Firmen, die sich besonders jugendlich und innovativ geben möchten, machen im Silicon Valley ein teures Büro auf, wenn sie es sich leisten können. Oder aber sie versuchen zumindest, daheim ein bisschen Palo-Alto-Groove zu erzeugen: Man richtet irgendwo in der Zentrale ein Büro oder Stockwerk ein, wo der Töggelikasten und die Lounge Area an Google erinnern sollen. Besonders Mutige mieten irgendwo eine Garage an; schliesslich ist ja Microsoft in einer solchen entstanden.

Im Fall der UBS sollte die Übernahme des amerikanischen Robo-Advisers Wealthfront aus Palo Alto, California, junges Blut der Generation Z in die Adern der altehrwürdigen Grossbank leiten: «UBS übernimmt Wealthfront und bietet damit digitale Vermögensverwaltung für Anlegerinnen und Anleger aus dem Segment der Millennials und der Generation Z», verkündete die Bank Ende Januar 2022. 1,4 Milliarden Dollar wollte die UBS für die rund 470 000 Kunden und ihre Assets im Wert von (damals noch) 27 Milliarden Dollar auslegen. Wealthfront sollte in den USA als Zweitmarke der UBS für ein junges, digital-affines Publikum auftreten.

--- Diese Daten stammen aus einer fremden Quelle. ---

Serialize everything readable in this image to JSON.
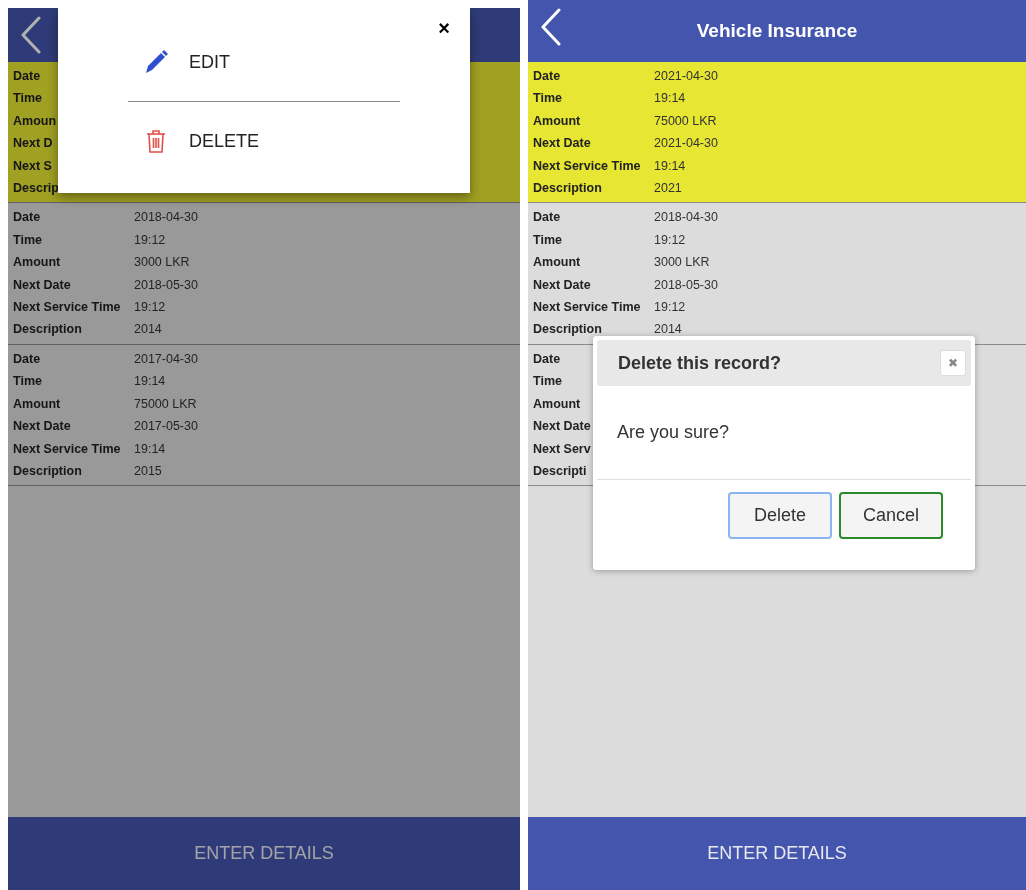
{
  "screens": [
    {
      "dimmed": true,
      "records": [
        {
          "selected": true,
          "fields": [
            {
              "label": "Date"
            },
            {
              "label": "Time"
            },
            {
              "label": "Amoun"
            },
            {
              "label": "Next D"
            },
            {
              "label": "Next S"
            },
            {
              "label": "Descrip"
            }
          ]
        },
        {
          "selected": false,
          "fields": [
            {
              "label": "Date",
              "value": "2018-04-30"
            },
            {
              "label": "Time",
              "value": "19:12"
            },
            {
              "label": "Amount",
              "value": "3000 LKR"
            },
            {
              "label": "Next Date",
              "value": "2018-05-30"
            },
            {
              "label": "Next Service Time",
              "value": "19:12"
            },
            {
              "label": "Description",
              "value": "2014"
            }
          ]
        },
        {
          "selected": false,
          "fields": [
            {
              "label": "Date",
              "value": "2017-04-30"
            },
            {
              "label": "Time",
              "value": "19:14"
            },
            {
              "label": "Amount",
              "value": "75000 LKR"
            },
            {
              "label": "Next Date",
              "value": "2017-05-30"
            },
            {
              "label": "Next Service Time",
              "value": "19:14"
            },
            {
              "label": "Description",
              "value": "2015"
            }
          ]
        }
      ],
      "popup": {
        "close": "×",
        "items": [
          {
            "kind": "edit",
            "label": "EDIT"
          },
          {
            "kind": "delete",
            "label": "DELETE"
          }
        ]
      },
      "footer_button": "ENTER DETAILS"
    },
    {
      "dimmed": false,
      "header": {
        "title": "Vehicle Insurance"
      },
      "records": [
        {
          "selected": true,
          "fields": [
            {
              "label": "Date",
              "value": "2021-04-30"
            },
            {
              "label": "Time",
              "value": "19:14"
            },
            {
              "label": "Amount",
              "value": "75000 LKR"
            },
            {
              "label": "Next Date",
              "value": "2021-04-30"
            },
            {
              "label": "Next Service Time",
              "value": "19:14"
            },
            {
              "label": "Description",
              "value": "2021"
            }
          ]
        },
        {
          "selected": false,
          "fields": [
            {
              "label": "Date",
              "value": "2018-04-30"
            },
            {
              "label": "Time",
              "value": "19:12"
            },
            {
              "label": "Amount",
              "value": "3000 LKR"
            },
            {
              "label": "Next Date",
              "value": "2018-05-30"
            },
            {
              "label": "Next Service Time",
              "value": "19:12"
            },
            {
              "label": "Description",
              "value": "2014"
            }
          ]
        },
        {
          "selected": false,
          "fields": [
            {
              "label": "Date"
            },
            {
              "label": "Time"
            },
            {
              "label": "Amount"
            },
            {
              "label": "Next Date"
            },
            {
              "label": "Next Serv"
            },
            {
              "label": "Descripti"
            }
          ]
        }
      ],
      "dialog": {
        "title": "Delete this record?",
        "close": "✖",
        "message": "Are you sure?",
        "buttons": [
          {
            "label": "Delete",
            "focused": true
          },
          {
            "label": "Cancel",
            "focused": false
          }
        ]
      },
      "footer_button": "ENTER DETAILS"
    }
  ]
}
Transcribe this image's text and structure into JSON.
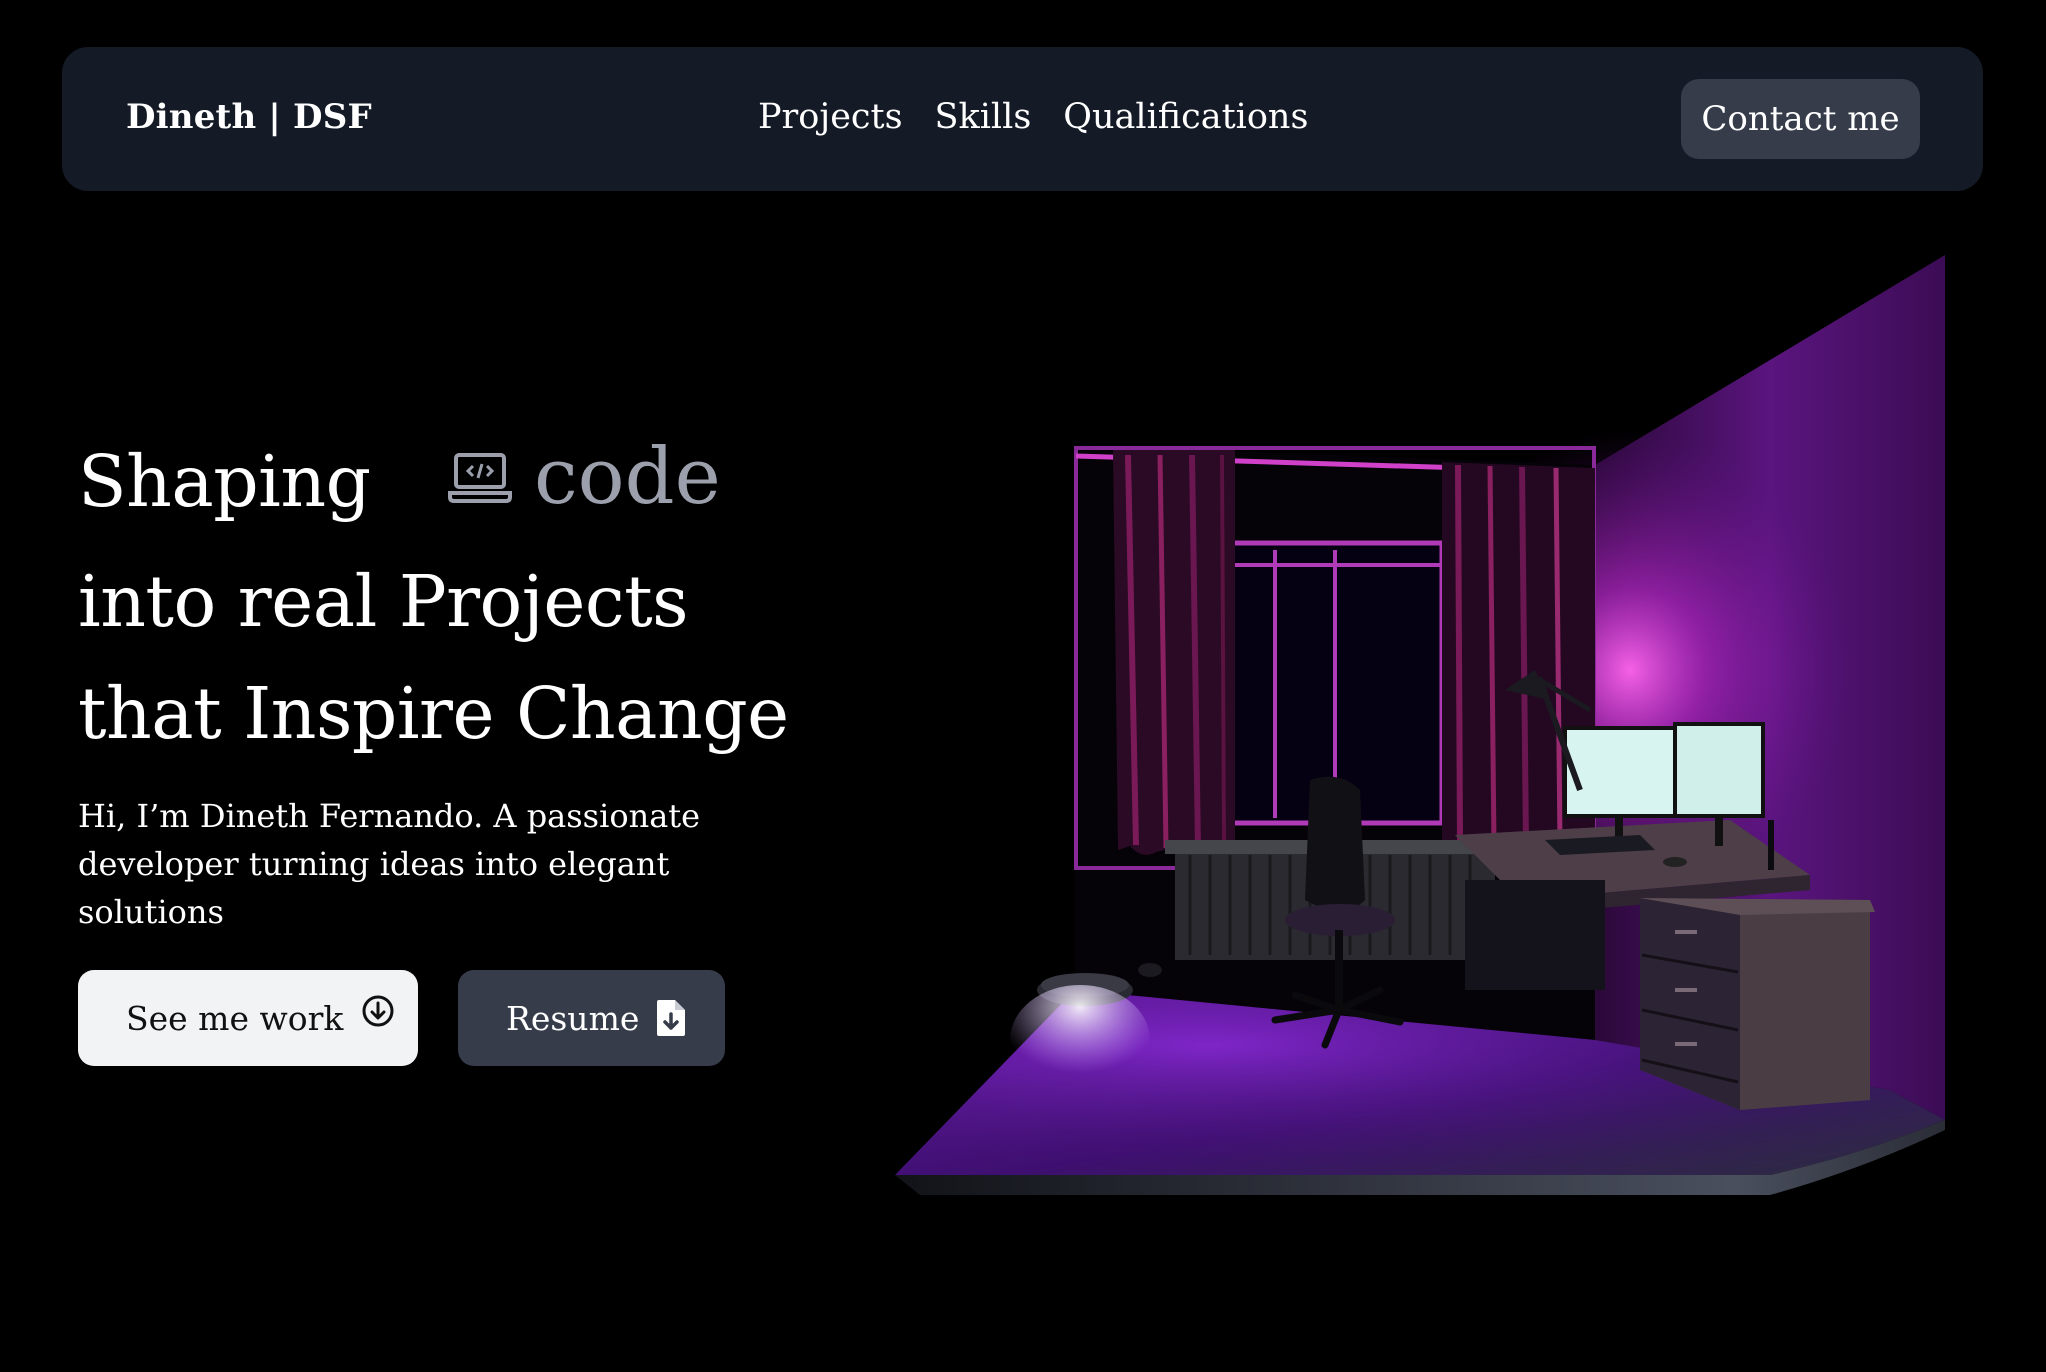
{
  "nav": {
    "brand": "Dineth | DSF",
    "links": [
      "Projects",
      "Skills",
      "Qualifications"
    ],
    "contact_label": "Contact me"
  },
  "hero": {
    "line1": "Shaping",
    "rotating_word": "code",
    "rotating_icon": "laptop-code-icon",
    "line2": "into real Projects",
    "line3": "that Inspire Change",
    "intro": "Hi, I’m Dineth Fernando. A passionate developer turning ideas into elegant solutions",
    "primary_button": "See me work",
    "primary_icon": "arrow-down-circle-icon",
    "secondary_button": "Resume",
    "secondary_icon": "file-download-icon"
  },
  "colors": {
    "background": "#000000",
    "navbar": "#141a26",
    "button_dark": "#363c4a",
    "button_light": "#f2f3f5",
    "muted_text": "#9ba0ac",
    "accent_purple": "#7a1fb0",
    "accent_pink": "#e040d0"
  }
}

UBS-CEO Ralph Hamers präsentierte die Akquisition als ersten wichtigen Pflock seiner Strategie. «Durch die Übernahme von Wealthfront kommen wir unserem langfristigen Ziel näher, skalierbare, digitale Wealth-Management-Dienstleistungen für vermögende Anlegerinnen und Anleger anzubieten», liess er sich im Januar zitieren.

Acht Monate später ist alles anders. Der Deal: abgeblasen. In einem dürftigen Dreizeiler teilen UBS und Wealthfront mit, dass man sich gegenseitig auf einen Abbruch der Transaktion geeinigt habe. Trostpreis für Wealthfront: Die UBS kauft einen 70 Millionen Franken schweren Schuldbrief des Robo-Advisers, den sie später in Aktien konvertieren kann.

Zumal sich die UBS nicht über die Gründe des Rückzugs äussert, kann man darüber nur Mutmassungen anstellen.

Sündhaft teure Akquisition

Der Wealthfront-Deal schien bereits zum Zeitpunkt der Ankündigung sündhaft teuer. Bis jetzt hat der Robo-Adviser noch kein Geld verdient. Er verfolgt mit einer Management Fee von 0,25 Prozent des investierten Vermögens eine Tiefpreisstrategie. Die 27 Milliarden Assets under Management übersetzen sich in einen Umsatz von gut 67 Millionen US-Dollar. Wie hoch die Kosten sind, die dem gegenüber stehen, weiss man nicht. Allein die 240 Angestellten dürften jedoch gut und gerne 40 bis 50 Millionen US-Dollar pro Jahr kosten. Wenn's reicht – das Silicon Valley ist ein teures Pflaster.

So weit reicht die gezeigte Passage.